There are more doubts as to how Hong Kong will implement the controversial national education course in all schools within two years.
As expected many teachers raised objections during the four-month consultation period that ended earlier this week.
The plan calls for all primary and secondary students in Hong Kong to include national education as a study subject though it has not been clarified as to what exactly the students should be learning and how.
Those for it in the pro-Beijing camp have criticized the city's education system for years saying there is not enough effort made to instill a sense of national identity in students, fearing they will be ostracized by the rest of the country. And those opposed are concerned about the true meaning behind national education, that it could be used for "brain-washing" purposes. There are also concerns of extra workloads for both teachers and students.

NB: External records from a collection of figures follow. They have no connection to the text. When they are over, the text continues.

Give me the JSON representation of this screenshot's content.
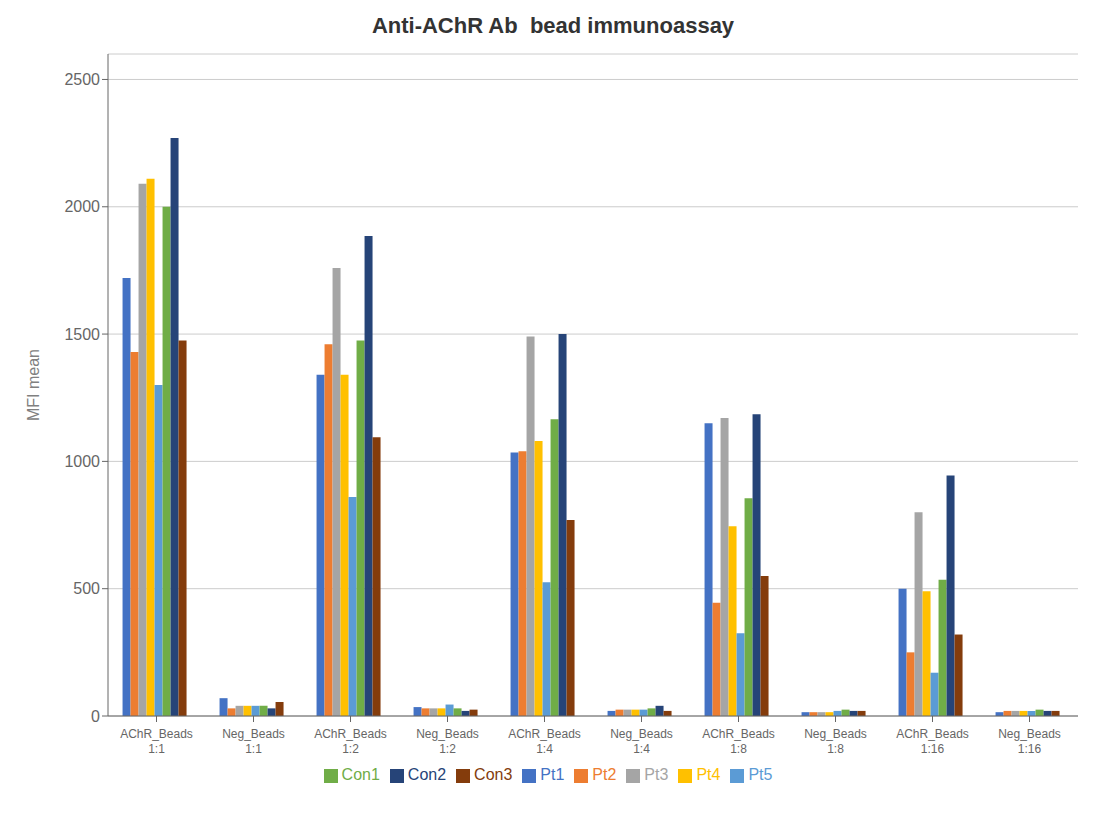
{
  "chart_data": {
    "type": "bar",
    "title": "Anti-AChR Ab  bead immunoassay",
    "y_label": "MFI mean",
    "categories": [
      "AChR_Beads\n1:1",
      "Neg_Beads\n1:1",
      "AChR_Beads\n1:2",
      "Neg_Beads\n1:2",
      "AChR_Beads\n1:4",
      "Neg_Beads\n1:4",
      "AChR_Beads\n1:8",
      "Neg_Beads\n1:8",
      "AChR_Beads\n1:16",
      "Neg_Beads\n1:16"
    ],
    "series": [
      {
        "name": "Pt1",
        "color": "#4472C4",
        "values": [
          1720,
          70,
          1340,
          35,
          1035,
          20,
          1150,
          15,
          500,
          15
        ]
      },
      {
        "name": "Pt2",
        "color": "#ED7D31",
        "values": [
          1430,
          30,
          1460,
          30,
          1040,
          25,
          445,
          15,
          250,
          20
        ]
      },
      {
        "name": "Pt3",
        "color": "#A5A5A5",
        "values": [
          2090,
          40,
          1760,
          30,
          1490,
          25,
          1170,
          15,
          800,
          20
        ]
      },
      {
        "name": "Pt4",
        "color": "#FFC000",
        "values": [
          2110,
          40,
          1340,
          30,
          1080,
          25,
          745,
          15,
          490,
          20
        ]
      },
      {
        "name": "Pt5",
        "color": "#5B9BD5",
        "values": [
          1300,
          40,
          860,
          45,
          525,
          25,
          325,
          20,
          170,
          20
        ]
      },
      {
        "name": "Con1",
        "color": "#70AD47",
        "values": [
          2000,
          40,
          1475,
          30,
          1165,
          30,
          855,
          25,
          535,
          25
        ]
      },
      {
        "name": "Con2",
        "color": "#264478",
        "values": [
          2270,
          30,
          1885,
          20,
          1500,
          40,
          1185,
          20,
          945,
          20
        ]
      },
      {
        "name": "Con3",
        "color": "#843C0C",
        "values": [
          1475,
          55,
          1095,
          25,
          770,
          20,
          550,
          20,
          320,
          20
        ]
      }
    ],
    "ylim": [
      0,
      2600
    ],
    "yticks": [
      0,
      500,
      1000,
      1500,
      2000,
      2500
    ],
    "grid": true,
    "legend": "bottom"
  }
}
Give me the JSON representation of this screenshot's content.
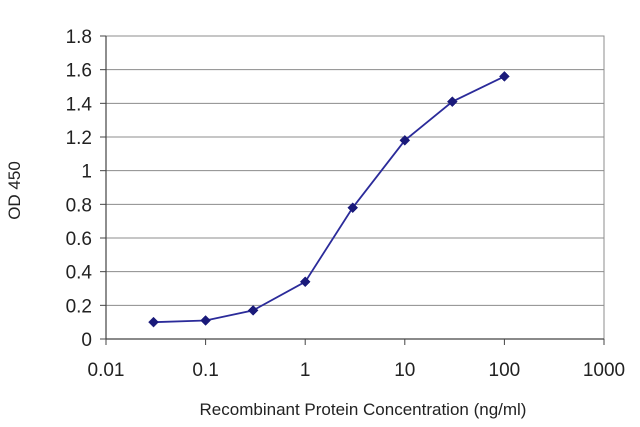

This proposal has been one of Donald Tsang's key objectives as Chief Executive, though he steps down next year. He is eager to show Beijing that he is heeding its suggestion that Hong Kong children learn more about Chinese culture (whatever that means).
The Federation of Education Workers which has 13,000 members says the plan should be a pilot scheme first before introducing to all schools, and that only one-third of schools should be involved in the first year.
Federation chairman Wong Kwan-yu said the government's time frame of two years was "unfeasible" and said that as many as 50 percent of teachers taking part in the survey opposed the proposal.
The organization's concerns are a political blow for Tsang, as it traditionally supports the government. The federation is the second-largest teachers' group in Hong Kong, after the Professional Teachers' Union which has already objected to the government's plan.
An advisory body is looking at the comments from the consultation process and will meet on September 15.
Meanwhile Hong Kong Association of Heads of Secondary Schools chairman Yuen Pong-yiu made a cryptic comment. He said the government should make sure students could think independently and critically.
Is he hinting he wants Hong Kong's children to be able to figure out what is propaganda and what isn't when they take this national education course?